There are just so many questions that seem to have found a home in your mind and can’t find their way out. But don’t worry, life will find a way. All that matters is that you carry on and do not give up. Whatever you are looking for will find a way to come to you, maybe not in the same exact shape and form that you thought it would, but it will. Remember, every no, is a yes somewhere else.
If there’s one thing I want you to believe in, is the fact that you should first start loving yourself, being comfortable with yourself before you enter a relationship. You should find joy in being alone, you should shape yourself and figure out your hobbies. In no way, I am saying that being in a relationship won’t allow you to do that. However, I am saying that two people in a relationship must first be individuals who seem to have found a liking in each other’s company and intend to share their daily lives together.
Finding love is beautiful. Finding a person who loves you just the way you are is extraordinary. Having a partner that you can go to, whenever you feel down is comforting and delightful. If you haven’t yet found that person, don’t stress yourself. There isn’t a deadline you have to meet. That person could be anywhere and anyone – what matters is that you stay yourself, unfiltered, in everyday life.
Find something you love and commit to it, follow your passions, be free and allow yourself to meet new people.

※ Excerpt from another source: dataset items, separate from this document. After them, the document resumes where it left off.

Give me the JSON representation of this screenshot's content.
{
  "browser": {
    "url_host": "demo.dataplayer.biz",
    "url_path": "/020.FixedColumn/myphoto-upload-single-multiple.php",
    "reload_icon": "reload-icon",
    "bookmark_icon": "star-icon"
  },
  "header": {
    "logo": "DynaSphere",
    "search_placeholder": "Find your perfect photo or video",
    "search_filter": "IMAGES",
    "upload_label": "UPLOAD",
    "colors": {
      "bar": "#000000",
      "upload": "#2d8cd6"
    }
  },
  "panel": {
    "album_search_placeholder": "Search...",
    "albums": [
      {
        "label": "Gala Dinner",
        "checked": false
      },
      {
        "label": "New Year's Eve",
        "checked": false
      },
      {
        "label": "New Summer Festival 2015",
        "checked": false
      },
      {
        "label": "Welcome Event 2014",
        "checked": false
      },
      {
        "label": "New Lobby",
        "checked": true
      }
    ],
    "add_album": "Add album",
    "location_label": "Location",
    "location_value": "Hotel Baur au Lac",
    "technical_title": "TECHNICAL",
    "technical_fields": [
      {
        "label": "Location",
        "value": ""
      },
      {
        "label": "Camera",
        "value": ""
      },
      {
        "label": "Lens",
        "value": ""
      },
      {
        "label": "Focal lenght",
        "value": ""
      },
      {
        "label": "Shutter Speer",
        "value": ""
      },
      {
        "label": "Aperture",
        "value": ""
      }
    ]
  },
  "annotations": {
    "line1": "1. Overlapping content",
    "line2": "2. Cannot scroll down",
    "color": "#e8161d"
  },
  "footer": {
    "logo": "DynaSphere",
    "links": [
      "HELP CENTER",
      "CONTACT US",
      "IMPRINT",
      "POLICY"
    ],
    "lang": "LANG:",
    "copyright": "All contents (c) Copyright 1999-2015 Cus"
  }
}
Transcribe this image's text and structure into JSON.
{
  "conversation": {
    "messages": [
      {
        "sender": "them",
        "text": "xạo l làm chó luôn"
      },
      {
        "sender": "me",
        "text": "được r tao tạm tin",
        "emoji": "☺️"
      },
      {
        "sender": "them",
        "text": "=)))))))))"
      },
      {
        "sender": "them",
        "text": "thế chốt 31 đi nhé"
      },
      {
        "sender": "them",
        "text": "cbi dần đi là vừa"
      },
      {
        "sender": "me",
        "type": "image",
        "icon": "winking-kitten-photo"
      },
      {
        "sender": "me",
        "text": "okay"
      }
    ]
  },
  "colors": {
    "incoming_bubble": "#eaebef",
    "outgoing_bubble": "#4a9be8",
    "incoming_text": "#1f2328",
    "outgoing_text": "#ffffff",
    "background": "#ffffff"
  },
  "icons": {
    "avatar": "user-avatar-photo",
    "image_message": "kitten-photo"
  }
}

I always believed that you create your own destiny. Love won’t find you if you lock yourself into your room. Your goals won’t be achieved if you don’t move an inch to reach them. No one is going to know you if you don’t introduce yourself. You don’t have to tell people who you are, they will find out through your work, the way you walk your talk, and the way you commit to what you want to do and actually do it.
If you ever find yourself feeling lonely or unloved, remember: you are not the only one. We all feel lonely or even unloved from time to time. But it’s the way you feed those thoughts that determines the way you react to your thoughts. In the moments you feel down, allow yourself to feel with all capacity. But after some time has passed, get up, and work on yourself, who you want to be, and what you want to do.
Love will find you and you will find love. And whenever that happens, keep in mind that love is not a walk in the park. Love also takes commitment and hard work. It takes two people who are willing to make things work. Two people who have the same thing in mind and are working both separately and together in order to make that thing happen. No matter what your goal may be – when you enter a relationship you should first have your own opinions, and your partner has to be someone who encourages and values those opinions but has their own as well.
When you become two – do not forget to also be one. To be an individual. To be the person you can’t live without: yourself. To nurture your own happiness and to nurture the happiness of your partner as well. I always think about this one saying that circles around the internet: Relationships are not always 50/50. Sometimes your partner is feeling a 20 and you have to take it in and offer 80 that day. BUT, your partner should also be willing to do the same for you.
Try to find yourself and then love will find you as well. Follow your passions, visit the places you love the most, explore, and rest in your hiding place. Who knows, maybe love has the same hiding place as you, it may be a theater, a coffee shop, a bookstore, or even the museum. You never know.